Now, there are many different ways to treat anxiety through the standard medical route including prescription medications. But as I am not a doctor I can’t speak to these. (not to mention the fact that I have seen the commercials in which the listing off of potential side effects is far longer than the listing of the benefits of the medication..) And in all reality, in any survival situation, access to and dependence on these medications can lead to a whole new can of worms.
But I did find this .PDF from AnxietyBC.com that does a pretty good job at helping to put things into perspective.
(For more information about AnxietyBC, click here)

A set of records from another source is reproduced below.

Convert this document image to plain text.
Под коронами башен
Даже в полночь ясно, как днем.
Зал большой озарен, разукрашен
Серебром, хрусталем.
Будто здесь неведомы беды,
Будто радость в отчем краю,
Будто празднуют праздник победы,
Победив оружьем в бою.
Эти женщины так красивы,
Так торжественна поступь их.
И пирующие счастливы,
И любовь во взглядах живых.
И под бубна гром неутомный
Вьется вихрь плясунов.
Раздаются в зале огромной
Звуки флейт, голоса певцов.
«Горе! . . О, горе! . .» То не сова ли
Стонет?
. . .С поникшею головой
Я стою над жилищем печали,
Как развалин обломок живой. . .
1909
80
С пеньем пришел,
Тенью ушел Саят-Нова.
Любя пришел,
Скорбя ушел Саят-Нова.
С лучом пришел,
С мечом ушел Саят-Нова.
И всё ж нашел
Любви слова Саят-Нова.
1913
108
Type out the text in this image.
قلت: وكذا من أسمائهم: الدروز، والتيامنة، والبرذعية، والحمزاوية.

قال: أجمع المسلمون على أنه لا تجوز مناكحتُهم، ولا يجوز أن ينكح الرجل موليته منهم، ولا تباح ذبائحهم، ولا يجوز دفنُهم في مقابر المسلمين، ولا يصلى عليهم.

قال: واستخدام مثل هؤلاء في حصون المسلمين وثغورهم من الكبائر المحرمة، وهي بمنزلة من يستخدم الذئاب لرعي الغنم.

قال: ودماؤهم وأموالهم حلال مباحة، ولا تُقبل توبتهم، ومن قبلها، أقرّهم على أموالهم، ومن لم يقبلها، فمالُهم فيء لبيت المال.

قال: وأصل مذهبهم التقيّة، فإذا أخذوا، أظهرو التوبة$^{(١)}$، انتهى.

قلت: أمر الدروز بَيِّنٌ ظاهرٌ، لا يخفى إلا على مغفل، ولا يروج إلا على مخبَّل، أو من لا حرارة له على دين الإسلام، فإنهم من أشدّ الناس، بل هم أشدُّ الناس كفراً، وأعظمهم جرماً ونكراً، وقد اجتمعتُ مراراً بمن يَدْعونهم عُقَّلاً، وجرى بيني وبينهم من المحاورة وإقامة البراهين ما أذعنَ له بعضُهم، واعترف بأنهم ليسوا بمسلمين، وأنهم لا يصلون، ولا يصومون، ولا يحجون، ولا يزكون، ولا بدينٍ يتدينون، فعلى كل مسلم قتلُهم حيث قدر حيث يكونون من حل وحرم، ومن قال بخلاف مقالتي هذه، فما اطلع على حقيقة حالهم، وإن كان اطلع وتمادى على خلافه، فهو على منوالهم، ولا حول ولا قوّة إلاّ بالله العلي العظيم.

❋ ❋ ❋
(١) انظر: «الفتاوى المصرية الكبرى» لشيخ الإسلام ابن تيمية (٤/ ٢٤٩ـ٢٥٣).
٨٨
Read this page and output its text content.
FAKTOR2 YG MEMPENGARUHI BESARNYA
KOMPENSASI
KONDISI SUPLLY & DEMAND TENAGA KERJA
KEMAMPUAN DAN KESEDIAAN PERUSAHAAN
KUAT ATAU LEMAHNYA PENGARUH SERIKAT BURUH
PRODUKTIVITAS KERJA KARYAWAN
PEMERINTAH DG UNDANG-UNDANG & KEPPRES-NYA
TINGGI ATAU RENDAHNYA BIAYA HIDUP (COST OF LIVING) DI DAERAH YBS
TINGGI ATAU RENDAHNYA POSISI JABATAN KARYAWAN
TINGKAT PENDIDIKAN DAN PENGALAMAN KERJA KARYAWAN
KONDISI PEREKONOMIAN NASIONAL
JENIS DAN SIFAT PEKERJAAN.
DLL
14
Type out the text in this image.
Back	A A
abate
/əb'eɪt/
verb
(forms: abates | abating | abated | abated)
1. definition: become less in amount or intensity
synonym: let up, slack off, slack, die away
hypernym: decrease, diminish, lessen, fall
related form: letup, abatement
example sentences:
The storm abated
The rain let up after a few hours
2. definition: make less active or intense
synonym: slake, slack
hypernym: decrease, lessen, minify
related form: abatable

A Survival Situation, emergency, crisis,or whatever you want to call it, will instantly through your body into a “flight, fight, or freeze” mode. This reaction is the reason that our ancestors survived and it still helps people survive terrible situations every day. But there is a limit to the effectiveness of panic and anything over that threshold will put you into even more danger.
I don’t care if you are a man, woman, or child; a panic attack is a very real and very terrible experience. Telling someone to “man up” or “tough it out” is not the answer.
I have given you the causes, symptoms, and a great resource that highlights how you can approach this situation.
Do you have anything to add?
What do you do to avoid or counter a panic attack?